No rate hike due to global slowdown says rate-setting body
Poland's rate setting council said on Wednesday that its decision to put interest rates on hold was based on expectations that the global economic slowdown along with monetary tightening in Poland and abroad will lower inflation towards the central bank's inflation target.
In a statement issued after its decision to keep interest rates level, the Monetary Policy Council (RPP) said that Poland's inflation would remain high in the short term, and the return to the central bank's inflation target would take place gradually.
"The expected weakening of the external economic conditions, along with monetary policy tightening by major central banks, will curb global inflation and commodity prices," the RPP said.
It added that the weakening of the global economic situation will also hamper economic growth in Poland.
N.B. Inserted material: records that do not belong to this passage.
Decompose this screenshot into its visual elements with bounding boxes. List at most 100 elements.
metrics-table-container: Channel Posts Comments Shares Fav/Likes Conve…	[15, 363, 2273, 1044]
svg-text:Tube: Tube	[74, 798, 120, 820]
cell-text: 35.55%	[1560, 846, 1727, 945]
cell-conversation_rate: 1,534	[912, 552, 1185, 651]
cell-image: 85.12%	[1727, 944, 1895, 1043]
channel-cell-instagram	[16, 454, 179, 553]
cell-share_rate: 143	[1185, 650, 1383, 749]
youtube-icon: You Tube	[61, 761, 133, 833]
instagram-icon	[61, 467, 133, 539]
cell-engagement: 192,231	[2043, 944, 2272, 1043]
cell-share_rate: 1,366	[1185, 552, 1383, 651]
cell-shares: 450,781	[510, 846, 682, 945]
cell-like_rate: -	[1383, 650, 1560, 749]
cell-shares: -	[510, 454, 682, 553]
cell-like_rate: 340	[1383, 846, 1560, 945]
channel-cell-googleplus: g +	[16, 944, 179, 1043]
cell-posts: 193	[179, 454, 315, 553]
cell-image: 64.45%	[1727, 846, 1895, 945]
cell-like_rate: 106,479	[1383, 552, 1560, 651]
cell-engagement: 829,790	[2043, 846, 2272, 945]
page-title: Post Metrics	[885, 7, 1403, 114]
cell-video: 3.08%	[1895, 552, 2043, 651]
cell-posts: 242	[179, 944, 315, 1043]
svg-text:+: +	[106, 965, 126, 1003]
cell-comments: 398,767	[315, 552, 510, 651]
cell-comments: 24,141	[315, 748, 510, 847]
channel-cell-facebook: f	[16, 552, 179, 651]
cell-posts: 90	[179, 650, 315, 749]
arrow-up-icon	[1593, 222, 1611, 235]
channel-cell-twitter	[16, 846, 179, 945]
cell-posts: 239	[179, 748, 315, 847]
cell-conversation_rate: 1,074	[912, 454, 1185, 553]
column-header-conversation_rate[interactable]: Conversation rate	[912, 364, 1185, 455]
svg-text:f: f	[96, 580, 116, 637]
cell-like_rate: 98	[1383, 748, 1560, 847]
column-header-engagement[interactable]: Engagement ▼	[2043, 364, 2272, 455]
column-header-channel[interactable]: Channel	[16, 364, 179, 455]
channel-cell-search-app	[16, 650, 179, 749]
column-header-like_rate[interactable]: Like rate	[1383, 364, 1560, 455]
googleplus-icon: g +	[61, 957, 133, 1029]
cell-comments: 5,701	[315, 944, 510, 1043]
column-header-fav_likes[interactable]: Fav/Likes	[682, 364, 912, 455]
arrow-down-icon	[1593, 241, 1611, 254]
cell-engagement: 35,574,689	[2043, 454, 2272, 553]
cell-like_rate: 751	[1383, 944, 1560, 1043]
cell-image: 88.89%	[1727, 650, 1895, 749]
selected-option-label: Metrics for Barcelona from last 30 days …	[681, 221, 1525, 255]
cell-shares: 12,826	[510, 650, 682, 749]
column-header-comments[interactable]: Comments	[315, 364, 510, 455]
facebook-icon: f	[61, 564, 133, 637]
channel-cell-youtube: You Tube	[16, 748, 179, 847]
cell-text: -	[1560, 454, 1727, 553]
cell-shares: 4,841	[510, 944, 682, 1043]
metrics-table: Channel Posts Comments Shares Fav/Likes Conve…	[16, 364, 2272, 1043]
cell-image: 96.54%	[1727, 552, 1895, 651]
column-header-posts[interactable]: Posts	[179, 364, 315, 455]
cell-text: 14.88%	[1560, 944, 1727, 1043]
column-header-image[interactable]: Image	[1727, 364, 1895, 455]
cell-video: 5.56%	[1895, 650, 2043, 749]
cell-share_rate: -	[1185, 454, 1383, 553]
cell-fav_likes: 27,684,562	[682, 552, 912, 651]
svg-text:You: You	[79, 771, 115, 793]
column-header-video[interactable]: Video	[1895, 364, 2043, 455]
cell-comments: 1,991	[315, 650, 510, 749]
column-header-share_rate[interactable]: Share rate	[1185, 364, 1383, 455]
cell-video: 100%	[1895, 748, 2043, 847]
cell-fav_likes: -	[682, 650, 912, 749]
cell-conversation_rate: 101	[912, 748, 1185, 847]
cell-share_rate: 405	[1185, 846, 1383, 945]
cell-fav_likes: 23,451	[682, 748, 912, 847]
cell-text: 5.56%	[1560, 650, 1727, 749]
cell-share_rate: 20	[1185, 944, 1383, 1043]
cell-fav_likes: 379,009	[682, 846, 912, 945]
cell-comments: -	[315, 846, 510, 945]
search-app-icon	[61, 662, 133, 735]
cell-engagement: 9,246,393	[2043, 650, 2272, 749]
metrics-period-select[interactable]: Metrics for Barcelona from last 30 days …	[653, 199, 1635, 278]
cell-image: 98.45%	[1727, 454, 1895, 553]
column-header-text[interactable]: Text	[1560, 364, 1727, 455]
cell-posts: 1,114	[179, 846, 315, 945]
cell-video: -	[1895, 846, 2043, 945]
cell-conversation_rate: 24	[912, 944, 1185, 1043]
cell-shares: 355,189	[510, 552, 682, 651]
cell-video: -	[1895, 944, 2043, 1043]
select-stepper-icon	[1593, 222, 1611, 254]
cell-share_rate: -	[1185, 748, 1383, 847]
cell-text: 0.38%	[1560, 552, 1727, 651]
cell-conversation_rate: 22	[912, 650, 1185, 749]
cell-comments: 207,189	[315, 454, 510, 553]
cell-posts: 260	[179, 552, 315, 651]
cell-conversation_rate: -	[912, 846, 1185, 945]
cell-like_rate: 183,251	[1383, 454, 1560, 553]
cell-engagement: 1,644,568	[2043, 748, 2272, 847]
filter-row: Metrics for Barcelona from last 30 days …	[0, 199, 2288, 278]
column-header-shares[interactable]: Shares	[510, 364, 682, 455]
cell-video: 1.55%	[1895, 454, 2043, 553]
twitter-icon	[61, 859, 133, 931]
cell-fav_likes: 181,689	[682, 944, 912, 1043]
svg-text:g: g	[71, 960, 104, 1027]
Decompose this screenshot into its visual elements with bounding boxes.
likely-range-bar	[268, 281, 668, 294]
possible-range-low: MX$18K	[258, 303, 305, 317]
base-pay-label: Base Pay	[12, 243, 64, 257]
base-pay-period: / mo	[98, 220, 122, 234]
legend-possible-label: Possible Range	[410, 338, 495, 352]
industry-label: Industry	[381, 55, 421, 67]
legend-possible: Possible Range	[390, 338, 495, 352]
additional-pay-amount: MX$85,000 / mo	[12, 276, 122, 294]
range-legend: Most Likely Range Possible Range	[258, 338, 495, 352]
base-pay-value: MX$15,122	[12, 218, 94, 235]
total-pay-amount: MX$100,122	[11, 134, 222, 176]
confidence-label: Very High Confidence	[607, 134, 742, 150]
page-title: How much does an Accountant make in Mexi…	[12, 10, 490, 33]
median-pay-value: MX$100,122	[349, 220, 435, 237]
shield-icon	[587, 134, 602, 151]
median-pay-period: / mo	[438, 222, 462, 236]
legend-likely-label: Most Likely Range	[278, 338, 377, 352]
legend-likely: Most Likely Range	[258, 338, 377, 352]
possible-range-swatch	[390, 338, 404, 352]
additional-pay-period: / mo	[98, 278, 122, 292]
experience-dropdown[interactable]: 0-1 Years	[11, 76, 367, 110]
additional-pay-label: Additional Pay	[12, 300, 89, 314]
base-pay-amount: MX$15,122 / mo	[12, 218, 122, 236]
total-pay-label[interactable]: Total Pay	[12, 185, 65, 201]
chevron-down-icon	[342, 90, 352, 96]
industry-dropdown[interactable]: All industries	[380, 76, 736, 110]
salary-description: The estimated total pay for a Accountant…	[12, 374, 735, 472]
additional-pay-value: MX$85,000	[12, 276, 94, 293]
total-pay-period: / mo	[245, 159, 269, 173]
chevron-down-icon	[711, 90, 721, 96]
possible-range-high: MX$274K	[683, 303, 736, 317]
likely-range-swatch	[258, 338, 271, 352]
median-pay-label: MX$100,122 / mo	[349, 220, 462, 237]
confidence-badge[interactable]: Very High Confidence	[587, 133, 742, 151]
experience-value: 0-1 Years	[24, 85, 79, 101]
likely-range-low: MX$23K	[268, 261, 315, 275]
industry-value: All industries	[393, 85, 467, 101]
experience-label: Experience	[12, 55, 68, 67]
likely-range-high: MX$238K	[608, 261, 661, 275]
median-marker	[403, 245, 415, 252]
"In such conditions, the significant tightening of the (central bank- PAP) NBP's monetary policy to date will be conducive to lowering inflation in Poland towards the NBP's target," the RPP wrote.
The NBP's target range for inflation is 2.5 percent plus/minus one percentage point.
Poland's next rate decisions will depend on information regarding CPI and growth outlook, as well as on the impact of the Russian invasion of Ukraine, the council said.
The RPP added that the central bank would undertake all necessary measures to maintain macroeconomic and financial stability, in particular, to limit the risk of persistently elevated inflation.
These measures include FX interventions, to be used especially if the zloty moves in the direction opposite to monetary policy goals, the council said.
The RPP predicted that Poland's GDP growth will continue to decline in the coming quarters.
According to the council, the increase in inflation in recent months has resulted from, to a considerable extent, the gradual transfer of high raw material prices to consumer good prices.
The RPP's Wednesday decision means that Poland's main reference rate remains at 6.75 percent despite the CPI (Consumer Price Index) hitting 17.9 percent year on year in October, the highest level in 25 years.